De nombreux buts ont été élaborés par des créateurs inattendus à l'UEFA EURO 2020.

Luke Shaw ouvre le score en finale
Luke Shaw ouvre le score en finale Visionhaus/Getty Images

Le fait qu'une grande quantité de buts inscrits à l'UEFA EURO 2020 ont été créés par des défenseurs est un point intéressant soulevé dans le rapport technique de l'UEFA EURO 2020.

Dans cet extrait, les observateurs techniques de l'UEFA discutent sur l'évolution de la création du jeu.

Latéral défensif ou offensif ?

À l’EURO 2020, les latéraux ont marqué seize buts. Certes, on peut retirer le but d’Ezgjan Alioski pour la Macédoine du Nord contre l’Ukraine, car il s’agit d’un penalty marqué en deux fois. En revanche, même si le but de l’Espagne en quart de finale contre la Suisse a été comptabilisé comme un but contre son camp, il est venu d’une frappe déviée du latéral gauche Jordi Alba à l’issue d’une course rentrante. Alors seize est un chiffre intéressant à analyser. À l’EURO 2016, le total était d’un seul, un but du latéral gauche gallois Neil Taylor contre la Russie, pour être précis.

En plus de cette statistique étonnante, les discussions ont porté sur le graphique montrant depuis quelle zone les latéraux avaient marqué. Celui-ci vient troubler l’image traditionnelle que l’on se fait des latéraux qui débordent, qui courent vers le poteau de corner avant de centrer en hauteur.

À l’EURO 2020, les latéraux ont plutôt fait des courses rentrantes pour se mettre en position de tir, et ils ont souvent cherché à devancer le ballon, comme le montre une action de l’ailier croate Ivan Perišić, qui fait une passe en avant à son latéral gauche Joško Gvardiol. Fait intéressant, douze de ces seize buts ont été marqués face à des adversaires qui, à ce moment du match, défendaient à quatre.
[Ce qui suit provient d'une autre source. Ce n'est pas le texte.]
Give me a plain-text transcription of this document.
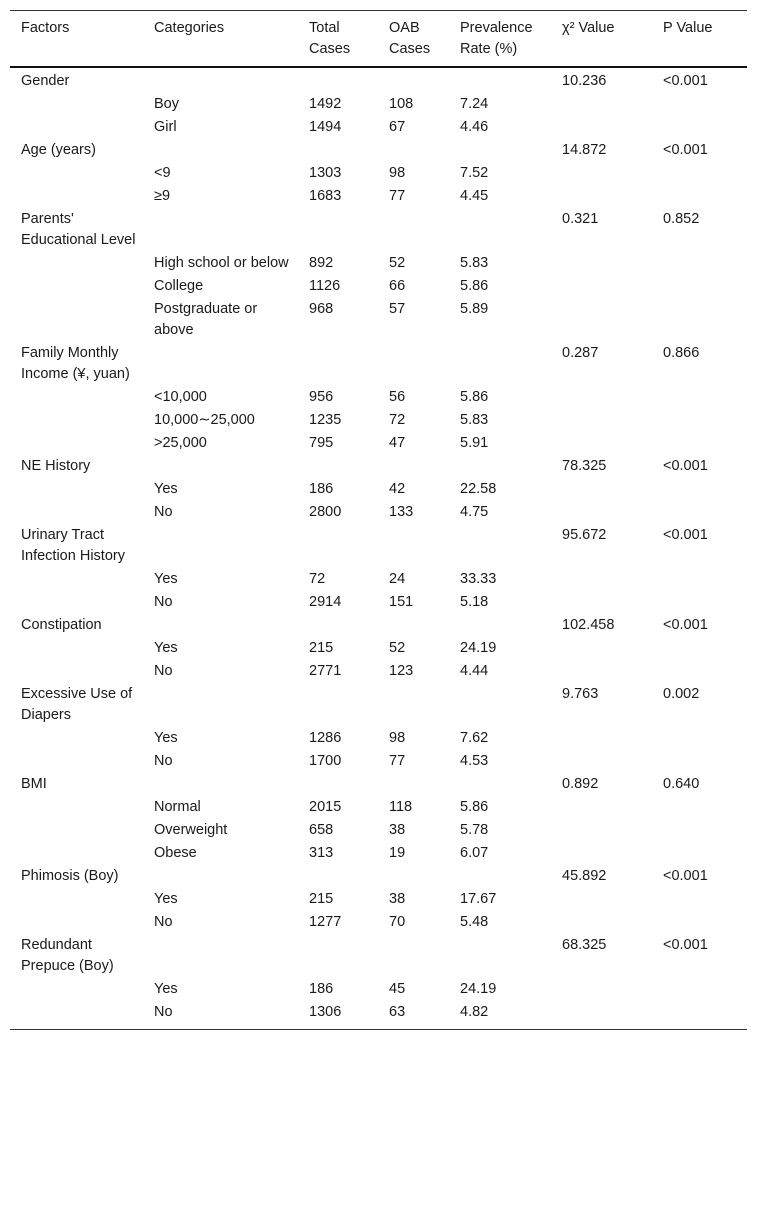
Factors	Categories	Total Cases	OAB Cases	Prevalence Rate (%)	χ² Value	P Value
Gender					10.236	<0.001
	Boy	1492	108	7.24		
	Girl	1494	67	4.46		
Age (years)					14.872	<0.001
	<9	1303	98	7.52		
	≥9	1683	77	4.45		
Parents' Educational Level					0.321	0.852
	High school or below	892	52	5.83		
	College	1126	66	5.86		
	Postgraduate or above	968	57	5.89		
Family Monthly Income (¥, yuan)					0.287	0.866
	<10,000	956	56	5.86		
	10,000∼25,000	1235	72	5.83		
	>25,000	795	47	5.91		
NE History					78.325	<0.001
	Yes	186	42	22.58		
	No	2800	133	4.75		
Urinary Tract Infection History					95.672	<0.001
	Yes	72	24	33.33		
	No	2914	151	5.18		
Constipation					102.458	<0.001
	Yes	215	52	24.19		
	No	2771	123	4.44		
Excessive Use of Diapers					9.763	0.002
	Yes	1286	98	7.62		
	No	1700	77	4.53		
BMI					0.892	0.640
	Normal	2015	118	5.86		
	Overweight	658	38	5.78		
	Obese	313	19	6.07		
Phimosis (Boy)					45.892	<0.001
	Yes	215	38	17.67		
	No	1277	70	5.48		
Redundant Prepuce (Boy)					68.325	<0.001
	Yes	186	45	24.19		
	No	1306	63	4.82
Les courses rentrantes de Denzel Dumfries depuis sa position de latéral droit ont été nombreuses dans ce tournoi.
Les courses rentrantes de Denzel Dumfries depuis sa position de latéral droit ont été nombreuses dans ce tournoi.

La remarque de Frans Hoek sur la défense de l’Ukraine qui a eu du mal à contenir les assauts des latéraux est venue après le but du latéral droit néerlandais Denzel Dumfries, qui a d’ailleurs aussi marqué contre l’Autriche. Également, Luke Shaw a ouvert le score en finale, alors que Giovanni Di Lorenzo était placé aux côtés des défenseurs centraux italiens. Le latéral gauche anglais s’est quant à lui faufilé dans une zone dangereuse de la surface de réparation. Le but inscrit par Shaw est l’un des sept qui ont permis d’ouvrir le score et ont changé la physionomie d’un match.

« On retrouve cet aspect de plus en plus souvent dans le jeu, a fait remarquer Mixu Paatelainen. Les latéraux aiment repiquer vers le centre et, quand ils le font, ils déstabilisent l’ailier adverse. Je vois ce phénomène comme le signe que les entraîneurs travaillent sur les moyens de faire sortir leurs adversaires de leur zone de confort. »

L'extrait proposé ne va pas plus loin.